We applaud Sununu’s proposal to spend $61 million to increase services to the developmentally disabled and eliminate the waiting list; his $32 million program to help students repay college loans; and his plan to close the state prison’s secure psychiatric unit and build a new $40 million facility.

Sununu’s budget also includes funds to create 40 transitional beds to eliminate long and agonizing waits in hospital emergency rooms by those in need of immediate diagnosis and help. It increases funding to aid victims of domestic violence by 50 percent but mysteriously halves funding for New Hampshire Legal Assistance. That would cut aid to the poor that helps them deal with life’s crises and avoid homelessness.

When asked to justify the cuts, the governor fell back on the time-worn bunk about needing to make tough choices. That’s absurd. The amount Legal Assistance would lose, $650,000, would cripple the organization, but the sum amounts to a rounding error in the $13 billion budget. Something else is at work.

The governor recognized that the Division for Children, Youth and Families isn’t doing enough to protect the state’s youngest residents, yet the 62 new positions his budget would add would leave the agency far from being able to meet national standards. That’s not good enough. Lives are at stake.

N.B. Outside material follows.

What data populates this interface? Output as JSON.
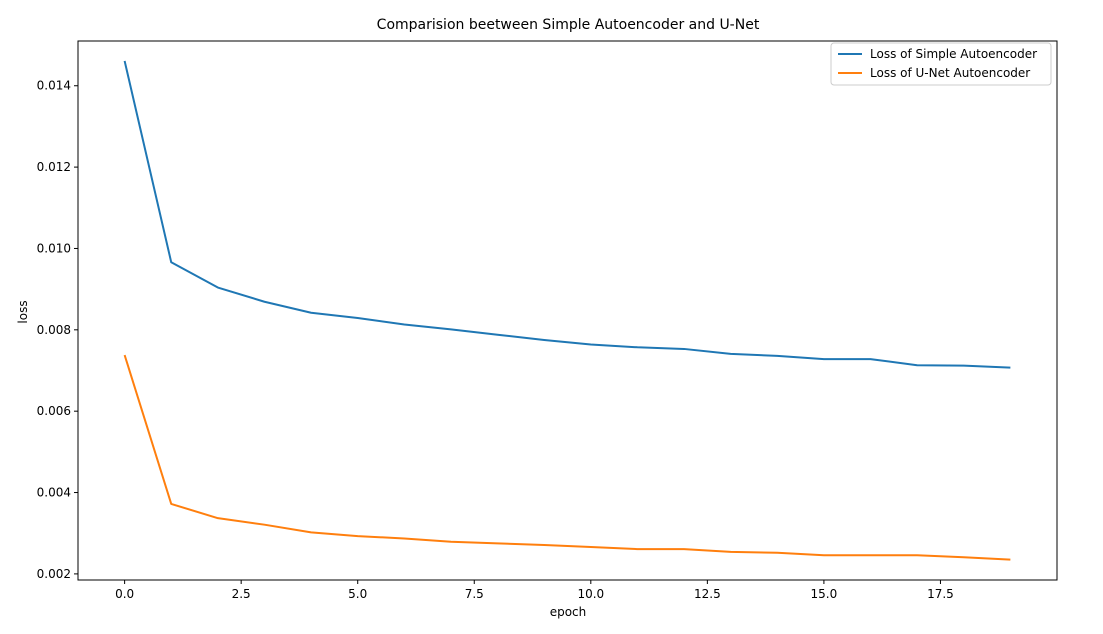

Sununu repeated his vow to veto any new or increased tax. He continues to drink the trickle-down Kool-Aid and falsely attributes New Hampshire’s revenue surplus to tax cuts. He failed to mention rebuilding the state’s infrastructure, the school funding crisis, rising property taxes, or the inability of nursing homes and other institutions that care for the elderly to pay wages high enough to hire and retain employees.

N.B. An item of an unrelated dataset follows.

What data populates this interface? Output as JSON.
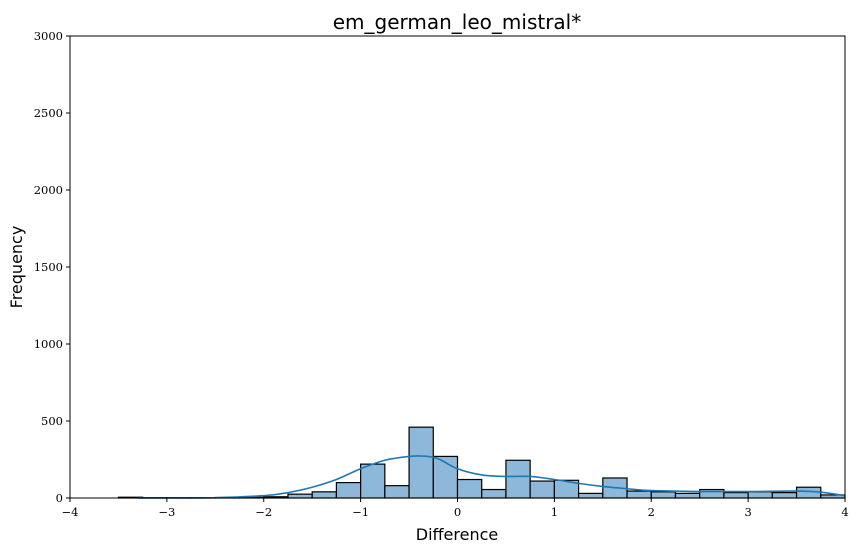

New Hampshire is last in the nation in the rates paid Medicaid providers. It is first in the nation in the percentage of state education costs that must be paid with local property taxes.

Several dozen bills to increase state education funding, freeze or restore education grants to property-poor communities, provide property tax relief, and increase pay for the workers who care for the sick, disabled and elderly have been filed. So have bills to raise the revenue necessary to meet the state’s needs. Sununu says he’ll veto them all.

Some of the bills, if residents who care about their schools and their property taxes get behind them, could earn enough votes to override a veto. Assuming Democrats stick together, two in the Senate would be enough to do it. Five Republican senators, John Reagan, Harold French, Ruth Ward, David Starr and Regina Birdsell, represent property-poor towns desperately in need of increased state education funding. Taxpayers should ask them what they plan to do to bring them relief.

In the House, 34 Republicans would be needed to override a gubernatorial veto. All three of the property-poor town of Pittsfield’s representatives are Republicans, as are all five of Franklin’s reps.

Ask them, are they going to support their governor or their constituents?